O candidato do PL à Presidência da República, Flávio Bolsonaro, afirmou neste domingo (30) que pretende criar um Ministério da Segurança Pública caso seja eleito. Segundo ele, a nova pasta teria como objetivo atuar em conjunto com estados e municípios no desenvolvimento de ações de combate à criminalidade.
Flávio defendeu uma maior integração entre as forças de segurança e afirmou que seu governo buscaria oferecer suporte financeiro, estrutural e de inteligência às administrações estaduais e municipais.
“Nossa ideia é criar um Ministério da Segurança Pública exclusivo para fazer essa gestão junto com as forças estaduais e também com as polícias municipais”, afirmou.
Candidato cita experiência de El Salvador
A declaração ocorreu após uma reunião com Gustavo Villatoro, ministro da Justiça e Segurança Pública de El Salvador, país governado por Nayib Bukele.
O governo salvadorenho atribui a redução dos índices de violência ao fortalecimento das forças de segurança e à ampliação de seus poderes.

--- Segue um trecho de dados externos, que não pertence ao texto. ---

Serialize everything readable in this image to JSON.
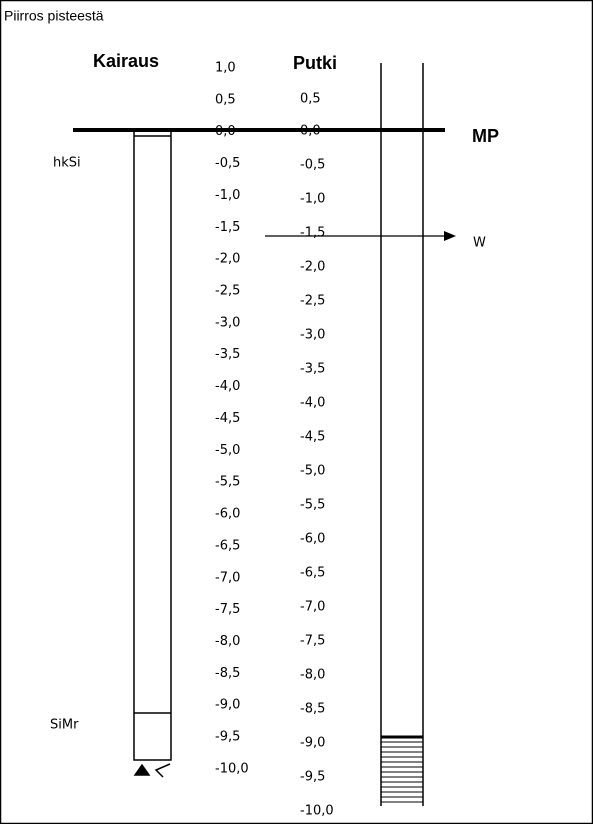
{
  "title": "Piirros pisteestä",
  "kairaus": {
    "label": "Kairaus",
    "scale": [
      "1,0",
      "0,5",
      "0,0",
      "-0,5",
      "-1,0",
      "-1,5",
      "-2,0",
      "-2,5",
      "-3,0",
      "-3,5",
      "-4,0",
      "-4,5",
      "-5,0",
      "-5,5",
      "-6,0",
      "-6,5",
      "-7,0",
      "-7,5",
      "-8,0",
      "-8,5",
      "-9,0",
      "-9,5",
      "-10,0"
    ],
    "layers": [
      "hkSi",
      "SiMr"
    ]
  },
  "putki": {
    "label": "Putki",
    "scale": [
      "0,5",
      "0,0",
      "-0,5",
      "-1,0",
      "-1,5",
      "-2,0",
      "-2,5",
      "-3,0",
      "-3,5",
      "-4,0",
      "-4,5",
      "-5,0",
      "-5,5",
      "-6,0",
      "-6,5",
      "-7,0",
      "-7,5",
      "-8,0",
      "-8,5",
      "-9,0",
      "-9,5",
      "-10,0"
    ]
  },
  "markers": {
    "mp": "MP",
    "water": "W"
  }
}
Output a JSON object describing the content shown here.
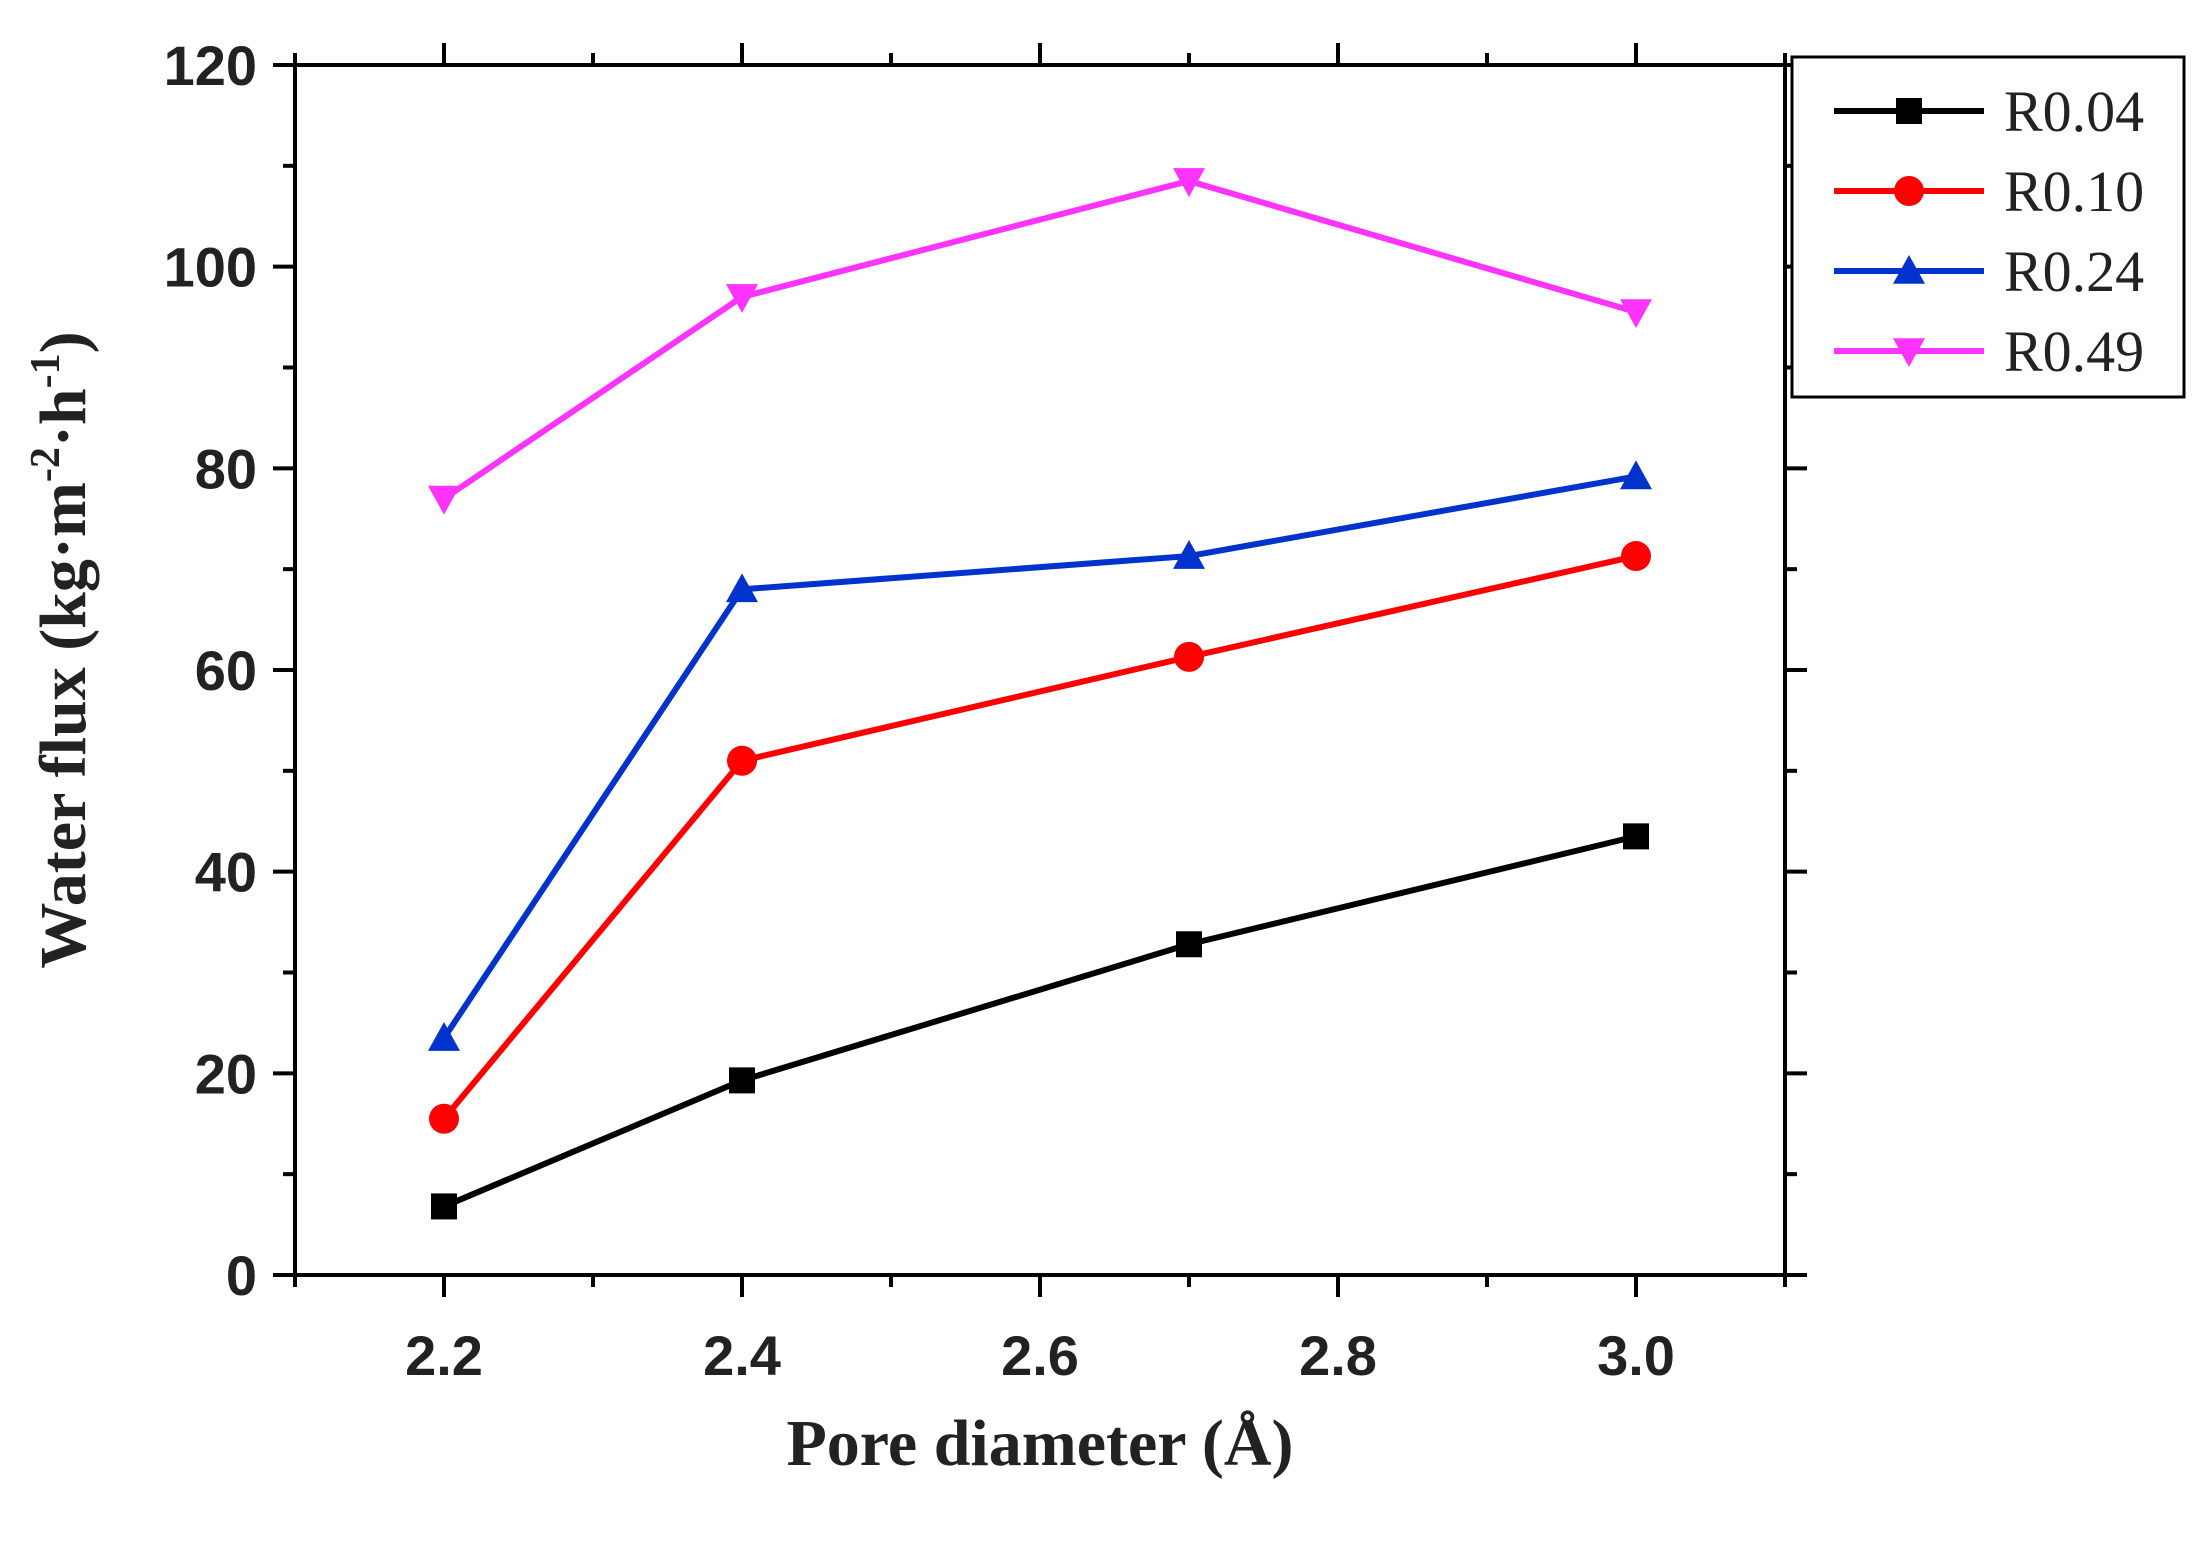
{
  "chart_data": {
    "type": "line",
    "title": "",
    "xlabel": "Pore diameter (Å)",
    "ylabel_parts": {
      "base": "Water flux (kg·m",
      "exp1": "-2",
      "mid": "·h",
      "exp2": "-1",
      "end": ")"
    },
    "xlim": [
      2.1,
      3.1
    ],
    "ylim": [
      0,
      120
    ],
    "x_ticks": [
      2.2,
      2.4,
      2.6,
      2.8,
      3.0
    ],
    "x_tick_labels": [
      "2.2",
      "2.4",
      "2.6",
      "2.8",
      "3.0"
    ],
    "y_ticks": [
      0,
      20,
      40,
      60,
      80,
      100,
      120
    ],
    "y_tick_labels": [
      "0",
      "20",
      "40",
      "60",
      "80",
      "100",
      "120"
    ],
    "x": [
      2.2,
      2.4,
      2.7,
      3.0
    ],
    "legend_position": "outside-top-right",
    "grid": false,
    "series": [
      {
        "name": "R0.04",
        "marker": "square",
        "color": "#000000",
        "values": [
          6.8,
          19.3,
          32.8,
          43.5
        ]
      },
      {
        "name": "R0.10",
        "marker": "circle",
        "color": "#ff0000",
        "values": [
          15.5,
          51.0,
          61.3,
          71.3
        ]
      },
      {
        "name": "R0.24",
        "marker": "triangle-up",
        "color": "#0033cc",
        "values": [
          23.5,
          68.0,
          71.3,
          79.2
        ]
      },
      {
        "name": "R0.49",
        "marker": "triangle-down",
        "color": "#ff33ff",
        "values": [
          77.0,
          97.0,
          108.5,
          95.5
        ]
      }
    ]
  }
}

O modelo, entretanto, é alvo de críticas de organizações de direitos humanos, que denunciam supostos casos de tortura, mortes sob custódia e outras violações.
Propostas incluem presídios e combate a facções
O plano de governo de Flávio prevê classificar facções criminosas como organizações narcoterroristas. O candidato também defende a criação de 500 mil vagas no sistema prisional e a construção de cinco novos presídios federais de segurança máxima.
As unidades seriam inspiradas no modelo adotado em El Salvador, segundo a campanha.
Flávio afirmou ainda que considera possível reduzir a atuação das organizações criminosas no país e disse que pretende adotar uma postura mais firme no combate às facções.
Integração entre forças de segurança
Além da criação do ministério, o candidato defendeu a troca de informações e de inteligência entre diferentes níveis de governo.
A proposta prevê que a União trabalhe diretamente com governos estaduais e municipais para organizar ações de segurança e ampliar a capacidade de enfrentamento à criminalidade.
Segundo Flávio, o objetivo é devolver às famílias brasileiras o direito de viver sem medo e reduzir o domínio de organizações criminosas sobre territórios.